As I’ve gotten older, I’ve come to rely more on delegation and the division of labor; I’ve lost some of that self-reliance. There are still things I can do myself, but I feel less confident than I did in my twenties and thirties. Now that I have more freedom — and am rewilding myself — I’m starting to regain some of that self-reliance, repairing things around the house or mending clothes I love. I hope to expand on this in the years ahead—to become more and more self-reliant.
I wonder whether we should push for more self-reliance in our schools, workplaces, and homes. Self-reliance is both a gift and a learned skill. It doesn’t mean being a self-sufficient island; rather, self-reliance strengthens not just the individual but also the community around one. It would be interesting to imagine what a more self-reliant society might look like — one that differs significantly from the society of division of labor that Jeremy Bentham envisioned for us and that we inhabit now.
I’m committing to becoming more self-reliant in this next phase of my life. I hope it will not only make me feel better but also serve those around me.
Keep well and practice self-reliance…



My husband and I attempt to do everything possible ourselves. We did hire our roof done, because it’s a complicated and non-walkable roof and you have to do that right, but we’ve figured out almost everything else ourselves. (I do know how to install shingles on a simple walkable surface. My dad and I did our garage when I was a young teen.)
It’s a good feeling to know you are capable of such things.

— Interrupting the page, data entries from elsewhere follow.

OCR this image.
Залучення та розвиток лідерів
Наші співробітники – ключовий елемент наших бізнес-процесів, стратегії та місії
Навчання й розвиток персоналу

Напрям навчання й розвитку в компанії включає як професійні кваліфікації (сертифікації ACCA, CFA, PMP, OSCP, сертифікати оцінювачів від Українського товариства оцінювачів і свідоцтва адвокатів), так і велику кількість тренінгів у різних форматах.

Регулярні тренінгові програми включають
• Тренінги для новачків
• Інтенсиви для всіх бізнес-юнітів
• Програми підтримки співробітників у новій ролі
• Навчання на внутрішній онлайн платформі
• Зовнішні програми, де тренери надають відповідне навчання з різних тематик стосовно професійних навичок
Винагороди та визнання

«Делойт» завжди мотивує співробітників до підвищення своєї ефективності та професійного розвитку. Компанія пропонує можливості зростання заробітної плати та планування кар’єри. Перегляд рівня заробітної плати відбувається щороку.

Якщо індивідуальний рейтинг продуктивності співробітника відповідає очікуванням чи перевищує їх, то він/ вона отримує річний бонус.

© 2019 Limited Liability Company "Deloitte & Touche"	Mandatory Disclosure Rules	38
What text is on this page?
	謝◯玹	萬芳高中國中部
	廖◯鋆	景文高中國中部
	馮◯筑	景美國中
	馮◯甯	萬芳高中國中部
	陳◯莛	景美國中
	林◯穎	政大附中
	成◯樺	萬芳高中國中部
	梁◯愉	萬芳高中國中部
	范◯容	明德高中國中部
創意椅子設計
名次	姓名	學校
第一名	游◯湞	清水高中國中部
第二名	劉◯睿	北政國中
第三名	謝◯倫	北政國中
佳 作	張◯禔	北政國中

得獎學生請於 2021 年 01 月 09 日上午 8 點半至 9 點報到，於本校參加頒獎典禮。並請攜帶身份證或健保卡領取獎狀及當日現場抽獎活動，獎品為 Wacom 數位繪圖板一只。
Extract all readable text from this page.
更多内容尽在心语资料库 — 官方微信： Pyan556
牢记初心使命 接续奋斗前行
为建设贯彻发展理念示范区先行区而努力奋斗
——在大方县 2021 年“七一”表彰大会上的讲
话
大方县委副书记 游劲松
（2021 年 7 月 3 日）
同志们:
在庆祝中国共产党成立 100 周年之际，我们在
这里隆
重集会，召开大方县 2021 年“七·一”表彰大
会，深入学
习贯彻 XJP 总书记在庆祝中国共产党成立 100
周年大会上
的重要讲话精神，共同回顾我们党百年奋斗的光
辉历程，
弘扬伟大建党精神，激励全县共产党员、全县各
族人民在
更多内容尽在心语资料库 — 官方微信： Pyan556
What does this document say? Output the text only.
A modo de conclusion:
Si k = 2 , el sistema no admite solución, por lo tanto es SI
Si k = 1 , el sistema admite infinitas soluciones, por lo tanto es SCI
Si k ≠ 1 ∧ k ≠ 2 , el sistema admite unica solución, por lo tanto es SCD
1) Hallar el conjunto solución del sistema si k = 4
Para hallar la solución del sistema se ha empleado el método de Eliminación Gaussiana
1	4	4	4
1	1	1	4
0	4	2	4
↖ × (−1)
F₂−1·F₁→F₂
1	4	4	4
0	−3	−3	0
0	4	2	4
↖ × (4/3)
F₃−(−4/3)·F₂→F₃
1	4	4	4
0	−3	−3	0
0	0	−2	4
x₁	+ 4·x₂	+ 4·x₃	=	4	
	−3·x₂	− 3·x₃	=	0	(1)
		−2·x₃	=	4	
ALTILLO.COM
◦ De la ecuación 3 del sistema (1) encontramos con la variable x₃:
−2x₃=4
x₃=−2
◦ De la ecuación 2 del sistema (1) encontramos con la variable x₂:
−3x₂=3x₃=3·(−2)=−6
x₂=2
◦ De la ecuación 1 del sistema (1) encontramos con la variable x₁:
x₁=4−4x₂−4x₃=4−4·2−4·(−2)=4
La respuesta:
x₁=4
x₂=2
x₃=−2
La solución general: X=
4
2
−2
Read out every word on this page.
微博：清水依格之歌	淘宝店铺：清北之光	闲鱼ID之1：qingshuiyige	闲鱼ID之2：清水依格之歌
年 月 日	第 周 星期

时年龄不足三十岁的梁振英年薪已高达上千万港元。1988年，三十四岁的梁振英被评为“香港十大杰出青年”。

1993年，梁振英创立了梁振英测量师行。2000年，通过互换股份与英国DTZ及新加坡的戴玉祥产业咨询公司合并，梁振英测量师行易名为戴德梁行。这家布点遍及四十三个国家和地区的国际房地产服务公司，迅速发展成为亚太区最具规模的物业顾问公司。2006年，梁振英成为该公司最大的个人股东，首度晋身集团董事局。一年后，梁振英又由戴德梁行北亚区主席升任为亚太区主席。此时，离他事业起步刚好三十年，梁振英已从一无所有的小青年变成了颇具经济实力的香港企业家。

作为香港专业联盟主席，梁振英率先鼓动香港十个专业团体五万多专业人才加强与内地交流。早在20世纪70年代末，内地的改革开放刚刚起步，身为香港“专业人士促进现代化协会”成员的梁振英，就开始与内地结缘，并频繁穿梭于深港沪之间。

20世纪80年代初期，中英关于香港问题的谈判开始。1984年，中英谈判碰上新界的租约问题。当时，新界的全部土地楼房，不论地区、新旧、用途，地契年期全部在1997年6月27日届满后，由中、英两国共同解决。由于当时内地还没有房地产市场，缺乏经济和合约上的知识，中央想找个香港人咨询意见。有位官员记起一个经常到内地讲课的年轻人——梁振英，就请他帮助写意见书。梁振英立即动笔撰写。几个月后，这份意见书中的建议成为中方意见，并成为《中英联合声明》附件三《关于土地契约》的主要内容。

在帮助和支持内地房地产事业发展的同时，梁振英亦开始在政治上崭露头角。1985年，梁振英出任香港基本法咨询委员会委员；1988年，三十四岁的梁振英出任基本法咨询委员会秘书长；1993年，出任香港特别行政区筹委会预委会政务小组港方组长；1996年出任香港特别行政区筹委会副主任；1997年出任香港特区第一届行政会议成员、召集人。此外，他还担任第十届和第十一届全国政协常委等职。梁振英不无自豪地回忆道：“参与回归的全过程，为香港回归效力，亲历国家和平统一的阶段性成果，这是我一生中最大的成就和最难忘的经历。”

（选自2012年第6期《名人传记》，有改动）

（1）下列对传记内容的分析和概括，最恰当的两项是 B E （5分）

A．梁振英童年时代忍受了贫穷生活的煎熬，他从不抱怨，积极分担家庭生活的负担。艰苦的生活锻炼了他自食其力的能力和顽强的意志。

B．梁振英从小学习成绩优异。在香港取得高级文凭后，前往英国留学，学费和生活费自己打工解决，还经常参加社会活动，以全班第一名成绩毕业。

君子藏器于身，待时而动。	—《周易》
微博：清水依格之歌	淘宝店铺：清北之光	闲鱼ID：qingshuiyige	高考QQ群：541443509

Dominic, I really enjoyed this essay. I am a master delegator and my reflex, when something is not my forte, is to ask the most skilled person I know to do it. There is a suspicious correlation between what is not my forte and what I do not like doing. But your essay reminds me that when I do attempt something that I wouldn't ordinarily try to do––fix something I've broken---and I succeed I feel good about it.